Quién le iba a decir algún día a un joven nipón llamado Tetsuya, que después de unos largos estudios acabaría trabajando en una empresa como SEGA, desarrollando y produciendo títulos como Sega Rally o Manx tt entre otros. Sin embargo sus sueños no eran los fantásticos juegos de carreras que había creado, si no hacer que los jugadores viviesen nuevas experiencias. Lo consiguió con juegos como el de nuestra querida y amada Ulala y su Space Channel 5 y el juego que nos ocupa ahora lugar, el que podríamos considerar rareza entre las rarezas aunque a base de ritmo se hizo con una legión de incondicionales. No hablamos de otro que de REZ.
Aparecido hace ya unos cuantos años para la ya extinta Dreamcast de Sega y bajo el sello del antiguo equipo de Tetsuya Mizuguchi, United Gaming Artists, y siendo versionado más tarde para PlayStation 2, nos llega ahora el turno también a los usuarios de Xbox 360. Tendremos la posibilidad de crear nuestra propia música electrónica mientras eliminamos a los enemigos de una red de redes, más superpoblada que nunca.

Y es que en REZ, se nos muestra un mundo en el que la red ha alcanzado tal punto de criminalidad que se decide crear una entidad llamada Eden para protegernos de nosotros mismos y nuestras fechorías. Pero como todo no es perfecto y bien lo cuenta Asimov en una de sus novelas, lo que creamos puede tomar conciencia propia y revelarse contra su creador. Y es lo que sucede con Eden, desapareciendo y comenzando a crear un caos a nivel mundial que sólo podremos solucionar nosotros introduciéndonos en el mundo virtual. Con esta breve historia, se nos presenta el que quizá se puede considerar el mejor juego Arcade disponible en el servicio Xbox LIVE Arcade.

Pero… ¿qué es REZ y qué es lo que le hace tan especial y que levante tantas pasiones entre sus seguidores?

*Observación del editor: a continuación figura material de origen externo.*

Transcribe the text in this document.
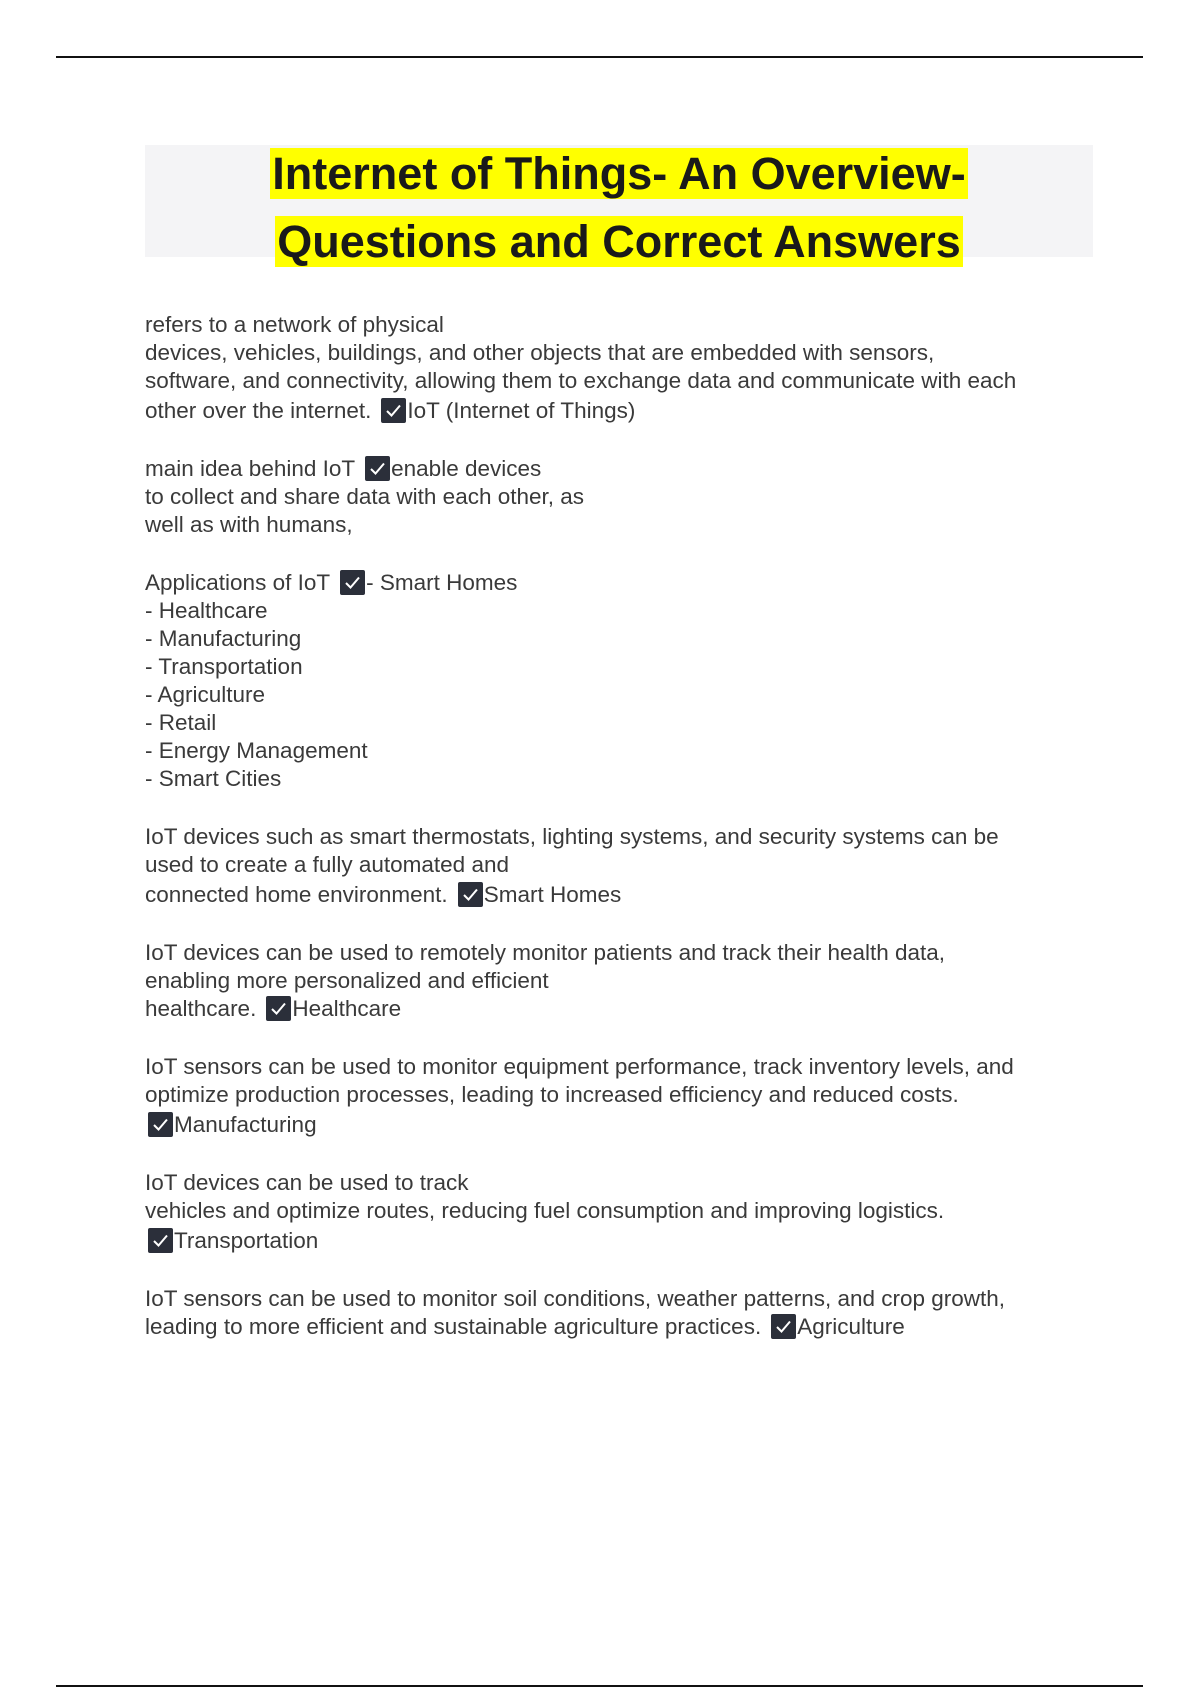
Internet of Things- An Overview-
Questions and Correct Answers
refers to a network of physical
devices, vehicles, buildings, and other objects that are embedded with sensors,
software, and connectivity, allowing them to exchange data and communicate with each
other over the internet. IoT (Internet of Things)
main idea behind IoT enable devices
to collect and share data with each other, as
well as with humans,
Applications of IoT - Smart Homes
- Healthcare
- Manufacturing
- Transportation
- Agriculture
- Retail
- Energy Management
- Smart Cities
IoT devices such as smart thermostats, lighting systems, and security systems can be
used to create a fully automated and
connected home environment. Smart Homes
IoT devices can be used to remotely monitor patients and track their health data,
enabling more personalized and efficient
healthcare. Healthcare
IoT sensors can be used to monitor equipment performance, track inventory levels, and
optimize production processes, leading to increased efficiency and reduced costs.
Manufacturing
IoT devices can be used to track
vehicles and optimize routes, reducing fuel consumption and improving logistics.
Transportation
IoT sensors can be used to monitor soil conditions, weather patterns, and crop growth,
leading to more efficient and sustainable agriculture practices. Agriculture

Las respuesta aunque fácil es de difícil comprensión.
REZ, no es más que un shooter a la antigua usanza, muy en la línea de ese monstruo del género llamado Panzer Dragoon, en el que movemos a nuestro personaje sobre una pantalla limitada, y mediante una retícula apuntamos y disparamos a todo lo que aparezca en ella.
¿Pero entonces como algo que a priori parece tan sencillo y monótono, resulta que acaba siendo tan adictivo? ¿Y que tiene que ver el ritmo?

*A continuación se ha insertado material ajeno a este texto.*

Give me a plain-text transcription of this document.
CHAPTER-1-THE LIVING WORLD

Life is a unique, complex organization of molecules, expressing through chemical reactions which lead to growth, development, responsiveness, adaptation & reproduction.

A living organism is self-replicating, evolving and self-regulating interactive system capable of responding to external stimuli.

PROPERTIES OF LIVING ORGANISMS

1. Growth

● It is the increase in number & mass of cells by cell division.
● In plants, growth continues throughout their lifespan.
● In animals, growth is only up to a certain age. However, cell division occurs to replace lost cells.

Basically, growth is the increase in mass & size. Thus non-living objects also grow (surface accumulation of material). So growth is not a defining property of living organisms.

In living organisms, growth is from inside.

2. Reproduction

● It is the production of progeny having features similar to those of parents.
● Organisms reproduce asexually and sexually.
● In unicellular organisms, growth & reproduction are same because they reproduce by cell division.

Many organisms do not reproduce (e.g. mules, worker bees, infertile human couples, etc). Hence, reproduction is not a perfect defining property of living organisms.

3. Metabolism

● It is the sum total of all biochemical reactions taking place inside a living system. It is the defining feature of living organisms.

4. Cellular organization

La adicción que crea no se debe a su sencillez o se basa en su jugabilidad sino en su interacción, y es que cada acción de nuestro personaje tiene su propio sonido. Desde el disparo, pasando por los enemigos eliminados o sólo un impacto tienen un sonido distinto. Sin olvidarnos por supuesto de un apartado gráfico que no sobresale por su espectacularidad, sino más bien por su originalidad y abstracción porque más de una vez nos preguntaremos si estamos jugando un videojuego o viendo un Picasso en movimiento.